I Lurve, band russo-estone nata sulle ceneri dei Gaarden che già  avevano dato prova di aver ottime idee, si ripresentato con questo album omonimo pubblicato tramite l’etichetta australiana Library Group Records nel quale, se non fossimo a conoscenza delle loro origini, avremmo potuto pensare di trovarci di fronte ad una nuova band di Manchester.

Forse dovremmo dire di Salford, visto l’inizio dell’album con il brano “Right Moment”, dove forse volontariamente  si simula l’ingresso della chitarra di “Love Will Tear Us Apart”, in una specie  di easter egg a favore dell’ascoltatore.

In realtà  con i Joy Division non è che abbiano poi cosi tanti punti in comune, fatta eccezione di una certa attitudine alla Bernard Sumner  e una certa inquietudine esistenziale giovanile, espressa in un songwriting nel quale si sceglie di mettersi a nudo mostrando le proprie insicurezze.

Ascoltando bene il loro sound si esprime piuttosto tramite un fusione diversa di generi, un guitar-pop anni ’80 mediato da attitudini noise e shoegaze.

“Right Moment” è decisamente un bell’inizio, la band riesce a costruire una brano con un atmosfera di inquieto dream pop, con un punta di noise puntellato da un testo nel quale, con paranoica ripetitività , si parla della perdita del momento e degli incontri che mancheranno solo per un gesto, un attimo mancato.

“I Hate Your Face” potrebbe benissimo essere un singolo, la vocalità  si pone in evidenza insieme ai riff di una chitarra brillante, e un ritornello che ti entra nel cervello, uno dei pezzi migliori dell’album con un bel testo nel quale la consapevolezza di non riuscire ad amare pienamente non riesce ancora a trovare una soluzione.

“Even If I’m Happy I’m In Pain ” è un altro bel brano, la chitarra inizia come fossero i New Order e si combina bene con il resto della strumentazione mentre il cantato si muove melodicamente riuscito.

Con “Lurve” ricreano una sottile atmosfera alla Joy Division, ma le cose riescono a farle bene e il cantante sa reggere il brano con la giusta drammaticità  nel pezzo più intenso dell’album, a cui fa da contraltare il successivo “Small Talk” più diretto e ruffiano, ma non per questo da buttare via.

La chiusura spetta a “I Wish I Was Drunk (pt 1 & pt 2) con una prima parte chitarra e voce e una seconda dove invece la band si scatena, chiudendo degnamente un album che funzione bene, sia nella parte melodica che nella costruzione dei brani.
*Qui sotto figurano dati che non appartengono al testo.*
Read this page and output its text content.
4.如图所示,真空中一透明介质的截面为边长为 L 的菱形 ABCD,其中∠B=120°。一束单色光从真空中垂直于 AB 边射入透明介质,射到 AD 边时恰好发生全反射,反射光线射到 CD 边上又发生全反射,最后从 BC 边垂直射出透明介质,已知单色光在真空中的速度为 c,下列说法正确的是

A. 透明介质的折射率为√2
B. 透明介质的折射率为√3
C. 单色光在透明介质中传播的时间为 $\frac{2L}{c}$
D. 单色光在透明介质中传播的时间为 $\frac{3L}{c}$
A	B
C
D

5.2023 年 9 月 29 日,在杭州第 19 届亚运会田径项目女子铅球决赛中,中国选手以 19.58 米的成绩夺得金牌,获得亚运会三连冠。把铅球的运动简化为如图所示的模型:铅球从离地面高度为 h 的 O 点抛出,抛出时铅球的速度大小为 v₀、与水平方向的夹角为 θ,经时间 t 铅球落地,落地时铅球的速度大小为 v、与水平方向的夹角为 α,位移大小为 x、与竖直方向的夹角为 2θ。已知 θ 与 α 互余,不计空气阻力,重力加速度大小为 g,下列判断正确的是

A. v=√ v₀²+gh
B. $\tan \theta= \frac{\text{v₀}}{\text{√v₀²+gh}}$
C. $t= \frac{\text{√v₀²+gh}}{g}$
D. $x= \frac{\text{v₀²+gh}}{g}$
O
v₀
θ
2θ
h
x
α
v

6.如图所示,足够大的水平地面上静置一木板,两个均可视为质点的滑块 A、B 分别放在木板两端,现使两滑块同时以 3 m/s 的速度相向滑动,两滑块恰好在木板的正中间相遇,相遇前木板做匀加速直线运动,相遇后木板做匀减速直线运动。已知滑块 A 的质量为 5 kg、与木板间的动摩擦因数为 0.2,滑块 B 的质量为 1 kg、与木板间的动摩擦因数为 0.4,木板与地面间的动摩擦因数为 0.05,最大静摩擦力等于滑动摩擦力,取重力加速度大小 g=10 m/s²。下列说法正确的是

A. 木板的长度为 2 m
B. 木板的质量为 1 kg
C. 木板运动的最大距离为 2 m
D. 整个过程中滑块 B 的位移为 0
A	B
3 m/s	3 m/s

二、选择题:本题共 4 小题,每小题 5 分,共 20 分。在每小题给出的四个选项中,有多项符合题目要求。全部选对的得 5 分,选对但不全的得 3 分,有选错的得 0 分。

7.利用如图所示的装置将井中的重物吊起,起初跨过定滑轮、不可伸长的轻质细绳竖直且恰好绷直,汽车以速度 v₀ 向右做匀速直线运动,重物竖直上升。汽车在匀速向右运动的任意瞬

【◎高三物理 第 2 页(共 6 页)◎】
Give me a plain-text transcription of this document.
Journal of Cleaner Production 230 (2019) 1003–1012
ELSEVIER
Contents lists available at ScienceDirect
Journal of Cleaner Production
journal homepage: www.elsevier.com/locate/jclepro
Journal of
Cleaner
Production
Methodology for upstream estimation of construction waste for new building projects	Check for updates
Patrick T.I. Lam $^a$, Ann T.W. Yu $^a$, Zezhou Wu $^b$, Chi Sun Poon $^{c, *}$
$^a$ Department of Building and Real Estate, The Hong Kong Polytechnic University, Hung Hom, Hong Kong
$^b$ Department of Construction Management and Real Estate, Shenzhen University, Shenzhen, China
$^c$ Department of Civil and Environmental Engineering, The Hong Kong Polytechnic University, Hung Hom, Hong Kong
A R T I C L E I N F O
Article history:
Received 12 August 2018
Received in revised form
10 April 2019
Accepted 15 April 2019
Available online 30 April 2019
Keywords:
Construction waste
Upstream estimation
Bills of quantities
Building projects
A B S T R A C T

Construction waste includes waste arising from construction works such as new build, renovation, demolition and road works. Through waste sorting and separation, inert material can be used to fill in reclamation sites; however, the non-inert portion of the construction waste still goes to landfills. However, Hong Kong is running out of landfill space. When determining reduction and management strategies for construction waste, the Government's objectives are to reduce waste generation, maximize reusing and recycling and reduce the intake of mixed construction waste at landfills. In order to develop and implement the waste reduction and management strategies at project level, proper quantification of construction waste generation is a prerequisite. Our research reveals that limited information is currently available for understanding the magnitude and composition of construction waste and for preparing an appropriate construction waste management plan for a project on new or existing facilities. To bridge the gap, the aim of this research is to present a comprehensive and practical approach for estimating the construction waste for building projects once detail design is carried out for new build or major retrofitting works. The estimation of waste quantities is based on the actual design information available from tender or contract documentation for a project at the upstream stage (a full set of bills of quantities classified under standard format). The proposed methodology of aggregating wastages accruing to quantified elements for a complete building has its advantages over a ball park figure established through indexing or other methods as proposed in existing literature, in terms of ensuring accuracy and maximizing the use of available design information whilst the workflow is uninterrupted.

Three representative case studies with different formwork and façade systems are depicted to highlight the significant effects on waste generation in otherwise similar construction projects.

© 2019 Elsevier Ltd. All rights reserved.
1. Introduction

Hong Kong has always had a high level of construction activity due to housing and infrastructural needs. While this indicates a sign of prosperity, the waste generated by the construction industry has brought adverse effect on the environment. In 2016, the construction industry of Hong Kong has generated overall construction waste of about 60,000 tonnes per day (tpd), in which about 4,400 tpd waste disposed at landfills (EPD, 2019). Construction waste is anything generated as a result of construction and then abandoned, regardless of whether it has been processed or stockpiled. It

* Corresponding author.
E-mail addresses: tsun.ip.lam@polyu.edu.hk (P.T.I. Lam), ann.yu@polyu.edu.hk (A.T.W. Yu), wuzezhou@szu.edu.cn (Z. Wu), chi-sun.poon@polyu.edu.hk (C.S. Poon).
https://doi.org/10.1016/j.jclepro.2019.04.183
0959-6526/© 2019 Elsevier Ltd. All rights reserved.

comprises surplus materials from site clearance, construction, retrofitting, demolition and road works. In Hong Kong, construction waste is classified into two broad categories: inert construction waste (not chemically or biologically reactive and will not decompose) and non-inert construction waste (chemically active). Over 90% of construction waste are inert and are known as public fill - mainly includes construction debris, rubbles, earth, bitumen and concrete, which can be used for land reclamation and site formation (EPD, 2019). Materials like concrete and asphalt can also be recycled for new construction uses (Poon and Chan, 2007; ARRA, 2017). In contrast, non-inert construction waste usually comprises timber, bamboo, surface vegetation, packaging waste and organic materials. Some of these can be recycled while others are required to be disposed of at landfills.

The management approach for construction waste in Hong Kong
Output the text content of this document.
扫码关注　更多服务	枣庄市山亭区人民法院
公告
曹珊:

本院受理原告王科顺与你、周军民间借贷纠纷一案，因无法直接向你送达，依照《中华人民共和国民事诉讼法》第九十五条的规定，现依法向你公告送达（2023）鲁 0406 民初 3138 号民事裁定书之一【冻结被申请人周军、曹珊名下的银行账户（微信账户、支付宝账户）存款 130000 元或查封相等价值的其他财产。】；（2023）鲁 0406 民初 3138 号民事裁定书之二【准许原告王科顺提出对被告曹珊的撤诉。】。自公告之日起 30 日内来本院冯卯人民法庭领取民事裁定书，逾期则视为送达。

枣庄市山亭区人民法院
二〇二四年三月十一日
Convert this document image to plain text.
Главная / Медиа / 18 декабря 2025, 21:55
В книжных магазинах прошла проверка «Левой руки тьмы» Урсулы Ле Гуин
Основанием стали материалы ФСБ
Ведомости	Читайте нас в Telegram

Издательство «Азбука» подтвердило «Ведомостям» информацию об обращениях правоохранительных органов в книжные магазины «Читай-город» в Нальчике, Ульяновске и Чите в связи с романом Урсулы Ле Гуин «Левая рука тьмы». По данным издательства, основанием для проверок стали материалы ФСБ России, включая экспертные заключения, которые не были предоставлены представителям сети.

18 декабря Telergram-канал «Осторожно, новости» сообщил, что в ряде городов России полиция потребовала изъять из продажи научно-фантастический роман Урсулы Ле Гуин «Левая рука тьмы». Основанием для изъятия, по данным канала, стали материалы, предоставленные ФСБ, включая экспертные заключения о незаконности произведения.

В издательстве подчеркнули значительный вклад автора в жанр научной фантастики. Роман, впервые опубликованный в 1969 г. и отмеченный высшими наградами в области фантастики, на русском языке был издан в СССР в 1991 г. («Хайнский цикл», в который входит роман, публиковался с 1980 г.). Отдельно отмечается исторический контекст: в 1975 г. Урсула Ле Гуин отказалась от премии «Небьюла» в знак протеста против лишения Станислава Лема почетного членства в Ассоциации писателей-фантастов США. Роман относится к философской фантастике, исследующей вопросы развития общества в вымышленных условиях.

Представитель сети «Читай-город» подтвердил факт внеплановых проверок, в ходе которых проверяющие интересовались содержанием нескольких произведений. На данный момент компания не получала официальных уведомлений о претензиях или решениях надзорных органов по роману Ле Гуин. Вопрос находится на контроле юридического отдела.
I Lurve con questo lavoro dimostrano di avere tutte le carte in regola per farsi notare e ritagliarsi un loro spazio: hanno già  in mano una serie di brani capaci di attirare l’attenzione degli ascoltatori e la possibilità  di proporsi in live interessanti, ma soprattutto hanno idee da sviluppare per un loro percorso pienamente personale.